Close contacts of confirmed cases who, in case of contracting the disease, may have complications will also be vaccinated: girls and boys, pregnant and immunosuppressed people. Catalonia began vaccination against monkeypox on July 21, with 1,643 vaccines available, and as of the 29th of last month, 655 had been administered.

In Aragón, however, none of the 52 doses available have yet been administered, and in Castilla-La Mancha, SESCAM sources state that they have already begun to inject some of the 59 doses available. The Canary Islands are still waiting for their first 200 doses to arrive and "the vaccination points are already prepared to start inoculating", according to its Ministry of Health. In Galicia, four doses of the 138 available for the Servizo Galego de Saúde have been administered.

Alberto, a 31-year-old interior designer, has spent most of July locked up at home recovering from the infection. "This lasts longer than a day without bread," he says from the other end of the phone. "I would send a message to the institutions and that is to vaccinate as soon as possible, and also to the people, to sign up and get vaccinated," he encourages. Regarding the stigma generated, he sees it as normal that it has arisen because of how "the media has expressed it." “But a little consistency. You have to find out about the disease, know that it has nothing to do with sexual tastes”.

The FELGTBI+ federation calls for more vaccines and measures to stop infections, but also stigmatization. “After the WHO statement [que recomendaba a los hombres que tienen sexo con hombres reducir el número de parejas sexuales], a gigantic stigma has been generated, as we already anticipated, on the population of gay and bisexual men. A debate has been opened about whether the WHO is legitimate to talk about the personal and sexual relationships of the population, and we consider it unfortunate and out of place”, denounces Nahum Cabrera, HIV coordinator within the federation.

"We must bear in mind that monkeypox is a disease that is transmitted by contact, like measles or rubella," compares Cabrera, who asks that work continue on "vaccination lines." “This is a very old disease, we don't have to explain to virologists how to work. It was eradicated in the 1950s and we have plenty of technology to eradicate it,” he concludes.

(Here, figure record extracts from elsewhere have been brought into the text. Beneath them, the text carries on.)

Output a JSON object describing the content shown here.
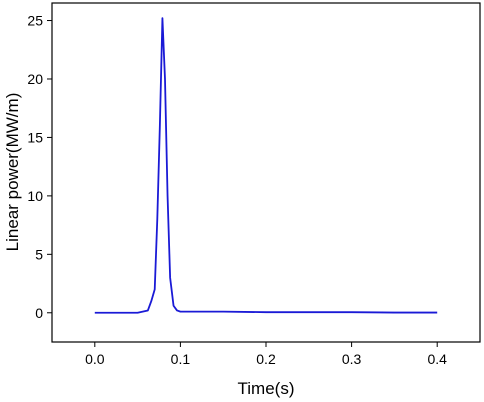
{
  "chart_data": {
    "type": "line",
    "title": "",
    "xlabel": "Time(s)",
    "ylabel": "Linear power(MW/m)",
    "xlim": [
      -0.05,
      0.45
    ],
    "ylim": [
      -2.5,
      26.5
    ],
    "xticks": [
      0.0,
      0.1,
      0.2,
      0.3,
      0.4
    ],
    "xtick_labels": [
      "0.0",
      "0.1",
      "0.2",
      "0.3",
      "0.4"
    ],
    "yticks": [
      0,
      5,
      10,
      15,
      20,
      25
    ],
    "ytick_labels": [
      "0",
      "5",
      "10",
      "15",
      "20",
      "25"
    ],
    "grid": false,
    "legend": "none",
    "series": [
      {
        "color": "#1a1ad6",
        "x": [
          0.0,
          0.05,
          0.062,
          0.066,
          0.07,
          0.073,
          0.076,
          0.079,
          0.082,
          0.085,
          0.088,
          0.092,
          0.096,
          0.1,
          0.15,
          0.2,
          0.25,
          0.3,
          0.35,
          0.4
        ],
        "y": [
          0.0,
          0.0,
          0.2,
          1.0,
          2.0,
          8.0,
          16.0,
          25.2,
          20.0,
          10.0,
          3.0,
          0.6,
          0.2,
          0.1,
          0.1,
          0.05,
          0.05,
          0.05,
          0.02,
          0.02
        ]
      }
    ]
  }
}
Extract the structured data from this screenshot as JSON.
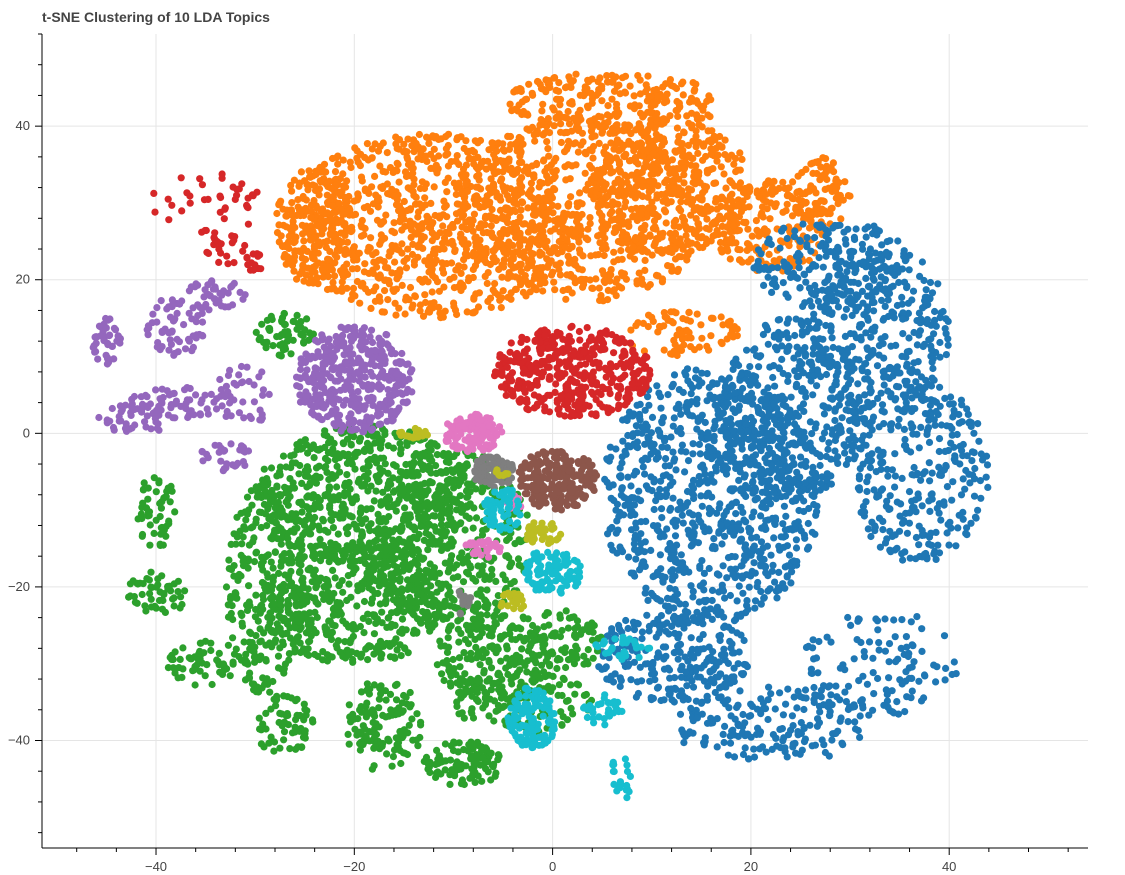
{
  "chart_data": {
    "type": "scatter",
    "title": "t-SNE Clustering of 10 LDA Topics",
    "xlabel": "",
    "ylabel": "",
    "xlim": [
      -51.5,
      54
    ],
    "ylim": [
      -54,
      52
    ],
    "x_ticks": [
      -40,
      -20,
      0,
      20,
      40
    ],
    "y_ticks": [
      -40,
      -20,
      0,
      20,
      40
    ],
    "x_tick_labels": [
      "−40",
      "−20",
      "0",
      "20",
      "40"
    ],
    "y_tick_labels": [
      "−40",
      "−20",
      "0",
      "20",
      "40"
    ],
    "grid": true,
    "legend": "none",
    "series": [
      {
        "color": "#ff7f0e",
        "regions": [
          {
            "cx": -12,
            "cy": 27,
            "rx": 15,
            "ry": 12,
            "n": 900
          },
          {
            "cx": 3,
            "cy": 29,
            "rx": 13,
            "ry": 12,
            "n": 700
          },
          {
            "cx": 12,
            "cy": 32,
            "rx": 8,
            "ry": 9,
            "n": 350
          },
          {
            "cx": 6,
            "cy": 43,
            "rx": 11,
            "ry": 4,
            "n": 250
          },
          {
            "cx": 22,
            "cy": 27,
            "rx": 6,
            "ry": 6,
            "n": 200
          },
          {
            "cx": 27,
            "cy": 31,
            "rx": 3,
            "ry": 5,
            "n": 80
          },
          {
            "cx": -24,
            "cy": 27,
            "rx": 4,
            "ry": 8,
            "n": 150
          },
          {
            "cx": 13,
            "cy": 13,
            "rx": 6,
            "ry": 3,
            "n": 80
          }
        ]
      },
      {
        "color": "#1f77b4",
        "regions": [
          {
            "cx": 16,
            "cy": -8,
            "rx": 11,
            "ry": 17,
            "n": 900
          },
          {
            "cx": 24,
            "cy": 3,
            "rx": 7,
            "ry": 12,
            "n": 400
          },
          {
            "cx": 33,
            "cy": 13,
            "rx": 7,
            "ry": 12,
            "n": 350
          },
          {
            "cx": 37,
            "cy": -5,
            "rx": 7,
            "ry": 12,
            "n": 300
          },
          {
            "cx": 28,
            "cy": 22,
            "rx": 8,
            "ry": 6,
            "n": 200
          },
          {
            "cx": 12,
            "cy": -29,
            "rx": 8,
            "ry": 6,
            "n": 250
          },
          {
            "cx": 22,
            "cy": -38,
            "rx": 10,
            "ry": 5,
            "n": 180
          },
          {
            "cx": 33,
            "cy": -30,
            "rx": 8,
            "ry": 7,
            "n": 120
          }
        ]
      },
      {
        "color": "#2ca02c",
        "regions": [
          {
            "cx": -19,
            "cy": -8,
            "rx": 11,
            "ry": 9,
            "n": 600
          },
          {
            "cx": -20,
            "cy": -22,
            "rx": 10,
            "ry": 8,
            "n": 500
          },
          {
            "cx": -10,
            "cy": -14,
            "rx": 8,
            "ry": 12,
            "n": 400
          },
          {
            "cx": -29,
            "cy": -20,
            "rx": 4,
            "ry": 14,
            "n": 250
          },
          {
            "cx": -6,
            "cy": -29,
            "rx": 6,
            "ry": 6,
            "n": 200
          },
          {
            "cx": -3,
            "cy": -35,
            "rx": 7,
            "ry": 4,
            "n": 120
          },
          {
            "cx": -17,
            "cy": -38,
            "rx": 4,
            "ry": 6,
            "n": 120
          },
          {
            "cx": -9,
            "cy": -43,
            "rx": 4,
            "ry": 3,
            "n": 100
          },
          {
            "cx": -27,
            "cy": -38,
            "rx": 3,
            "ry": 4,
            "n": 60
          },
          {
            "cx": -40,
            "cy": -10,
            "rx": 2,
            "ry": 5,
            "n": 50
          },
          {
            "cx": -40,
            "cy": -21,
            "rx": 3,
            "ry": 3,
            "n": 50
          },
          {
            "cx": -35,
            "cy": -30,
            "rx": 4,
            "ry": 3,
            "n": 60
          },
          {
            "cx": -27,
            "cy": 13,
            "rx": 3,
            "ry": 3,
            "n": 60
          },
          {
            "cx": 1,
            "cy": -27,
            "rx": 4,
            "ry": 4,
            "n": 80
          }
        ]
      },
      {
        "color": "#d62728",
        "regions": [
          {
            "cx": 2,
            "cy": 8,
            "rx": 8,
            "ry": 6,
            "n": 450
          },
          {
            "cx": -35,
            "cy": 30,
            "rx": 6,
            "ry": 4,
            "n": 40
          },
          {
            "cx": -33,
            "cy": 24,
            "rx": 2,
            "ry": 2,
            "n": 20
          },
          {
            "cx": -30,
            "cy": 22,
            "rx": 1,
            "ry": 2,
            "n": 15
          }
        ]
      },
      {
        "color": "#9467bd",
        "regions": [
          {
            "cx": -20,
            "cy": 7,
            "rx": 6,
            "ry": 7,
            "n": 400
          },
          {
            "cx": -38,
            "cy": 14,
            "rx": 3,
            "ry": 4,
            "n": 60
          },
          {
            "cx": -45,
            "cy": 12,
            "rx": 1.5,
            "ry": 3,
            "n": 40
          },
          {
            "cx": -38,
            "cy": 4,
            "rx": 5,
            "ry": 2,
            "n": 60
          },
          {
            "cx": -42,
            "cy": 2,
            "rx": 4,
            "ry": 2,
            "n": 40
          },
          {
            "cx": -34,
            "cy": 18,
            "rx": 3,
            "ry": 2,
            "n": 40
          },
          {
            "cx": -31,
            "cy": 5,
            "rx": 3,
            "ry": 4,
            "n": 40
          },
          {
            "cx": -33,
            "cy": -3,
            "rx": 3,
            "ry": 2,
            "n": 30
          }
        ]
      },
      {
        "color": "#8c564b",
        "regions": [
          {
            "cx": 0.5,
            "cy": -6,
            "rx": 4,
            "ry": 4,
            "n": 220
          }
        ]
      },
      {
        "color": "#e377c2",
        "regions": [
          {
            "cx": -8,
            "cy": 0,
            "rx": 3,
            "ry": 2.5,
            "n": 120
          },
          {
            "cx": -7,
            "cy": -15,
            "rx": 2,
            "ry": 1.2,
            "n": 30
          },
          {
            "cx": -4,
            "cy": -9,
            "rx": 1,
            "ry": 1,
            "n": 15
          }
        ]
      },
      {
        "color": "#7f7f7f",
        "regions": [
          {
            "cx": -6,
            "cy": -5,
            "rx": 2.2,
            "ry": 2,
            "n": 80
          },
          {
            "cx": -9,
            "cy": -22,
            "rx": 0.8,
            "ry": 2,
            "n": 12
          }
        ]
      },
      {
        "color": "#bcbd22",
        "regions": [
          {
            "cx": -1,
            "cy": -13,
            "rx": 2,
            "ry": 1.5,
            "n": 40
          },
          {
            "cx": -14,
            "cy": 0,
            "rx": 1.5,
            "ry": 0.8,
            "n": 20
          },
          {
            "cx": -4,
            "cy": -22,
            "rx": 1.3,
            "ry": 1.3,
            "n": 20
          },
          {
            "cx": -5,
            "cy": -5,
            "rx": 0.7,
            "ry": 0.7,
            "n": 8
          }
        ]
      },
      {
        "color": "#17becf",
        "regions": [
          {
            "cx": -2,
            "cy": -37,
            "rx": 2.5,
            "ry": 4,
            "n": 120
          },
          {
            "cx": 0,
            "cy": -18,
            "rx": 3,
            "ry": 3,
            "n": 100
          },
          {
            "cx": -5,
            "cy": -10,
            "rx": 2,
            "ry": 3,
            "n": 60
          },
          {
            "cx": 5,
            "cy": -36,
            "rx": 2,
            "ry": 2,
            "n": 30
          },
          {
            "cx": 7,
            "cy": -28,
            "rx": 3,
            "ry": 1.5,
            "n": 30
          },
          {
            "cx": 7,
            "cy": -44,
            "rx": 1,
            "ry": 4,
            "n": 20
          }
        ]
      }
    ]
  }
}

Another consequence that stigmatizing a single group could have, as has been the case, is the creation of a false sense of security for the rest.

Pablo, a 34-year-old molecular biologist, has recently recovered from the infection. In his opinion, monkeypox “is just the tip of the iceberg of an underlying problem”. "As long as society continues to deny that people have a sexuality, this will continue to happen, it will continue to stigmatize more," he says.

“What I believe after having had smallpox is that socially you are not only rejected for being homosexual, but also for being 'vicious'. I think it is an opportunity to open up the debate on sexual freedom today, ”she adds, and understands that there are people who do not want to talk about it. “In fact, I have had problems coming to work after completing the quarantine. There are friends who do not want to stay with you. It's all very dramatic, but I don't care. I think that what needs to be done is precisely the opposite, to normalize it, ”she defends.